Corporate and household liabilities are posing a threat to the national economy. The government has come up with various policy measures since the beginning of this year to tackle the problem, only to fail to serve the purpose.
According to the Bank of Korea’s report recently submitted to the National Assembly, the household debts based on the Household Credit Statistics of the central bank increased by 6.2 percent to 1.040 quadrillion won (US$975.4 billion) between June 2013 and June 2014. The increments were 5.2 percent and 6.0 percent in 2012 and 2013, respectively.

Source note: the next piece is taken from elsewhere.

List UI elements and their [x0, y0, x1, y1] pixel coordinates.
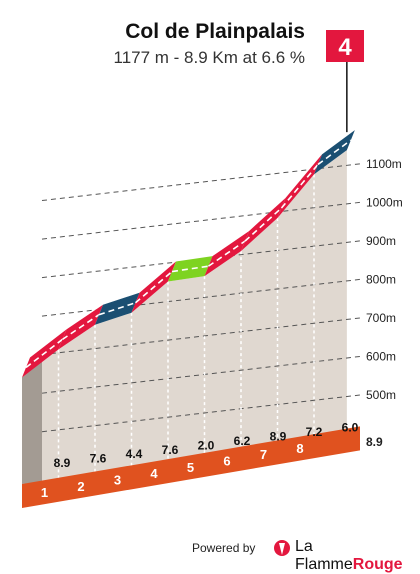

The rate of increase is higher than that of disposable income. Specifically, the ratio of household debt to disposable income was estimated at 135.1 percent as of the end of June this year, 0.4 percentage points higher than at the end of last year. On a Fund Flow Statistics basis, the ratio was 160.7 percent at the end of 2013, when the OECD average was 137.8 percent. Besides, the debts are likely to continue to increase due to the key rate cut and the LTV and DTI relaxations as of late.
In the meantime, major corporations’ dependence on borrowing went up from 25.2 percent to 25.4 percent during the first and second quarters of 2014. That of small and mid-size enterprises (SMEs) decreased by 0.1 percentage points to 23.5 percent. The overall average edged up from 25.2 percent to 25.3 percent.
The country's insolvency risk is approaching the 2008 financial crisis level. The debt risk of the 63 business groups subject to cross investment restrictions and having assets of at least 5 trillion won (US$4.7 billion) each was 19.1 percent as of June. In 2008, the percentage was 19.2 percent. According to the Bank of Korea’s stress test, the damage to the financial sector is estimated to be from 600 billion won (US$564 million) to 6.4 trillion won (US$5.9 billion) in the event of any individual insolvency.
Ten out of the 63 business groups have been found to be particularly risky. Their financial exposure with instruments such as private placement bonds was 44.8 trillion won (US$41.9 billion) in August. In a case when three groups go under at the same time, the financial institutions’ losses are expected to reach 14.5 trillion won (US$13.6 billion).
Major Korean companies’ sales fell by 0.7 percent between the first halves of 2013 and 2014. Those of large corporations decreased by 0.8 percent, while SMEs’ went up by 3.9 percent. In the first half of 2013, the rates of year-on-year increase were 0.4 percent and 1.3 percent, respectively. As of June 2014, 14.2 percent of the companies recorded a debt ratio of 200 percent or higher, while the percentage had been 15.5 percent during the same period of the preceding year.